Given a uniform distribution over k discrete values (in this case permutations of the list), the expected probability of the next permutation is 1/k. This is not the same as saying that if you take k samples from the distribution, you are guaranteed to receive exactly one of each value. For any finite number n of samples, no matter how large, the probability of getting a given value tends towards 1 as n grows, but it only approaches it asymptotically. While the probability of not seeing any one value from the domain grows vanishingly small as n gets much larger than the number of possible values, it never hits zero. So even with a stochastically random source of list permutations, we cannot place a finite upper bound on a time in which bogosort is guaranteed to terminate.

It gets even worse with pseudorandom number generators — these display cyclical behavior over time (any good one will take quite a while to show it, but they all will), and you might have picked a seed for your PRNG that generates a cycle that never includes the sorted permutation.

So no, bogosort is not guaranteed to terminate. In practice, it has a reasonable chance of terminating for most inputs, and it will do so with an expected (not guaranteed!) runtime in O(n!) for a list of length n.

Now of course, there's infinitely many conceivable scenarios where bogosort never completes, but it doesn't matter. The theoretical foundation (Lebesgue measure theory) to make this mathematically rigid is a bit complex. An example to illustrate:

Assume you have're looking at a 2-dimensional space (over the real numbers) and you want to measure the area of subsets of it. E.g. the area of a square defined as:

{ (x,y) \in \R | 0 <= x <= 1 and 0 <= y <=1 }

Now the area of that is 1. Then carve out the y-axis like this:

{ (x,y) \in \R | 0 < x <= 1 and 0 <= y <=1 }

It's obviously a smaller set than the square above, but the set that's missing doesn't have any area (it's a line with no width).
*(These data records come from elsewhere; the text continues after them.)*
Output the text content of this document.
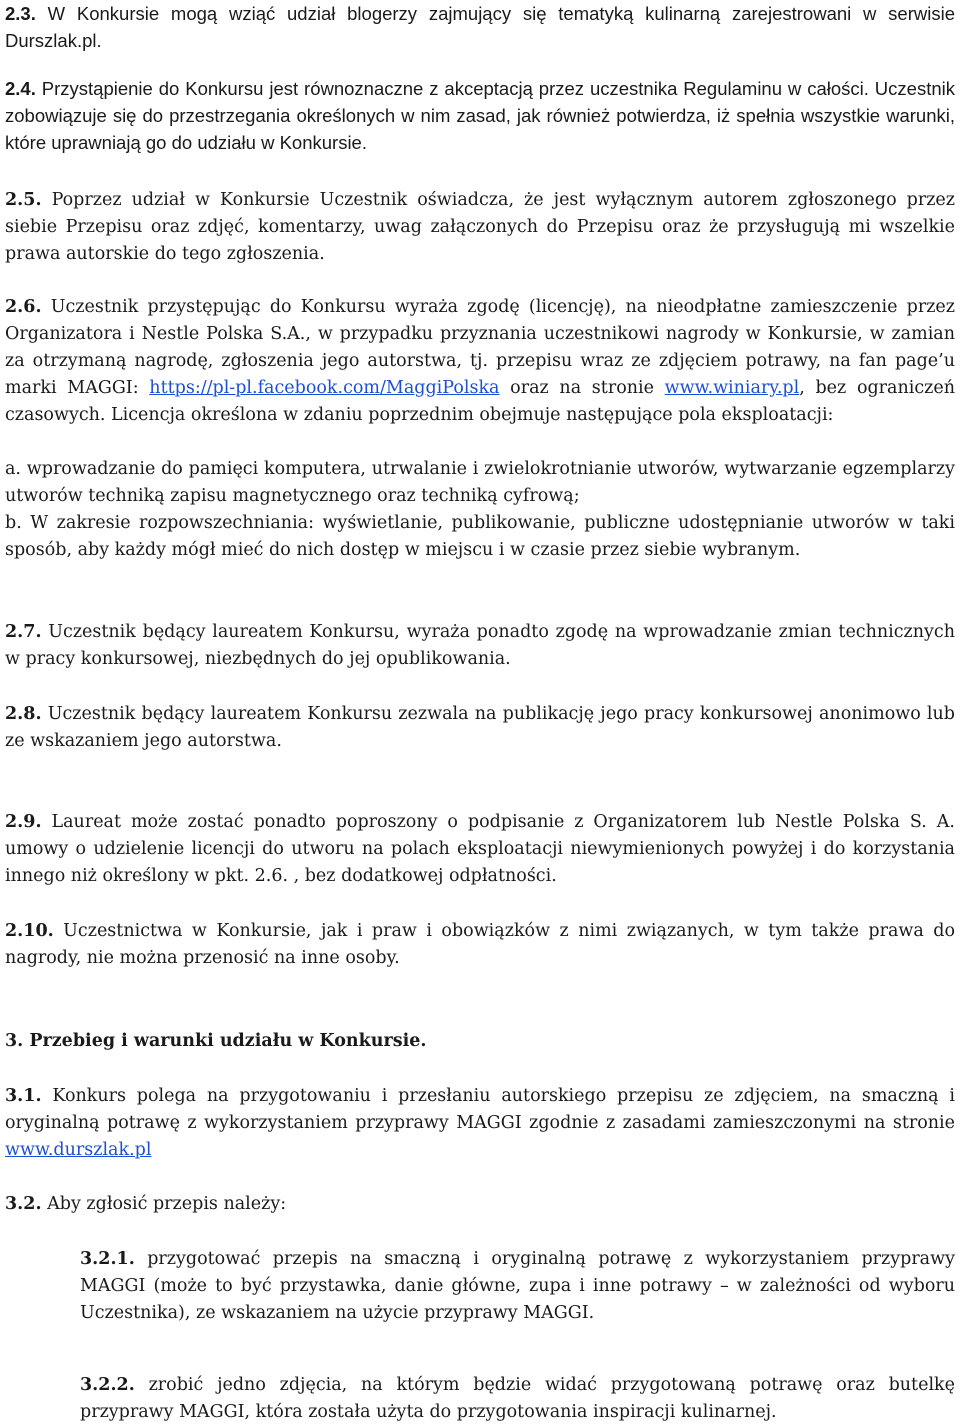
2.3. W Konkursie mogą wziąć udział blogerzy zajmujący się tematyką kulinarną zarejestrowani w serwisie Durszlak.pl.
2.4. Przystąpienie do Konkursu jest równoznaczne z akceptacją przez uczestnika Regulaminu w całości. Uczestnik zobowiązuje się do przestrzegania określonych w nim zasad, jak również potwierdza, iż spełnia wszystkie warunki, które uprawniają go do udziału w Konkursie.
2.5. Poprzez udział w Konkursie Uczestnik oświadcza, że jest wyłącznym autorem zgłoszonego przez siebie Przepisu oraz zdjęć, komentarzy, uwag załączonych do Przepisu oraz że przysługują mi wszelkie prawa autorskie do tego zgłoszenia.
2.6. Uczestnik przystępując do Konkursu wyraża zgodę (licencję), na nieodpłatne zamieszczenie przez Organizatora i Nestle Polska S.A., w przypadku przyznania uczestnikowi nagrody w Konkursie, w zamian za otrzymaną nagrodę, zgłoszenia jego autorstwa, tj. przepisu wraz ze zdjęciem potrawy, na fan page’u marki MAGGI: https://pl-pl.facebook.com/MaggiPolska oraz na stronie www.winiary.pl, bez ograniczeń czasowych. Licencja określona w zdaniu poprzednim obejmuje następujące pola eksploatacji:
a. wprowadzanie do pamięci komputera, utrwalanie i zwielokrotnianie utworów, wytwarzanie egzemplarzy utworów techniką zapisu magnetycznego oraz techniką cyfrową;
b. W zakresie rozpowszechniania: wyświetlanie, publikowanie, publiczne udostępnianie utworów w taki sposób, aby każdy mógł mieć do nich dostęp w miejscu i w czasie przez siebie wybranym.
2.7. Uczestnik będący laureatem Konkursu, wyraża ponadto zgodę na wprowadzanie zmian technicznych w pracy konkursowej, niezbędnych do jej opublikowania.
2.8. Uczestnik będący laureatem Konkursu zezwala na publikację jego pracy konkursowej anonimowo lub ze wskazaniem jego autorstwa.
2.9. Laureat może zostać ponadto poproszony o podpisanie z Organizatorem lub Nestle Polska S. A. umowy o udzielenie licencji do utworu na polach eksploatacji niewymienionych powyżej i do korzystania innego niż określony w pkt. 2.6. , bez dodatkowej odpłatności.
2.10. Uczestnictwa w Konkursie, jak i praw i obowiązków z nimi związanych, w tym także prawa do nagrody, nie można przenosić na inne osoby.
3. Przebieg i warunki udziału w Konkursie.
3.1. Konkurs polega na przygotowaniu i przesłaniu autorskiego przepisu ze zdjęciem, na smaczną i oryginalną potrawę z wykorzystaniem przyprawy MAGGI zgodnie z zasadami zamieszczonymi na stronie www.durszlak.pl
3.2. Aby zgłosić przepis należy:
3.2.1. przygotować przepis na smaczną i oryginalną potrawę z wykorzystaniem przyprawy MAGGI (może to być przystawka, danie główne, zupa i inne potrawy – w zależności od wyboru Uczestnika), ze wskazaniem na użycie przyprawy MAGGI.
3.2.2. zrobić jedno zdjęcia, na którym będzie widać przygotowaną potrawę oraz butelkę przyprawy MAGGI, która została użyta do przygotowania inspiracji kulinarnej.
So it's sane to assume that the area of the new subset is still 1.

[btw: Lebesgue measure theory throws in a few more simple assumption and then derives a very nice theory for computing areas, and in extension integration of functions.]

Now probabilities are the same: Instead of points in the plane you have different runs of bogosort and the measure of the "area" for all events is defined to be 1. But you still can carve out complete "lines" (i.e. sets with even infinte many different runs of bogosort) that don't have any influence on the value of your total "area", i.e. probability.

To conclude, your in /pratice/ actually holds up in theory, too ;-)

Edit: Lebesgue measure is actually only the application onto real spaces, the fundamental thing that also applies to probabilities is just called measure theory. Mixed that up a bit.

If I understand that correctly, we're dealing with a case analogous to the coin-flipping scenario.

And since, as you admit, there are infinitely many scenarios where a bogosort never completes, we cannot place a finite upper bound on its running time for all cases, which is what complexity theory's big-O notation is all about. As I stated, the average-case complexity for bogosort is in O(n!), but the worst-case complexity isn't bound by any function.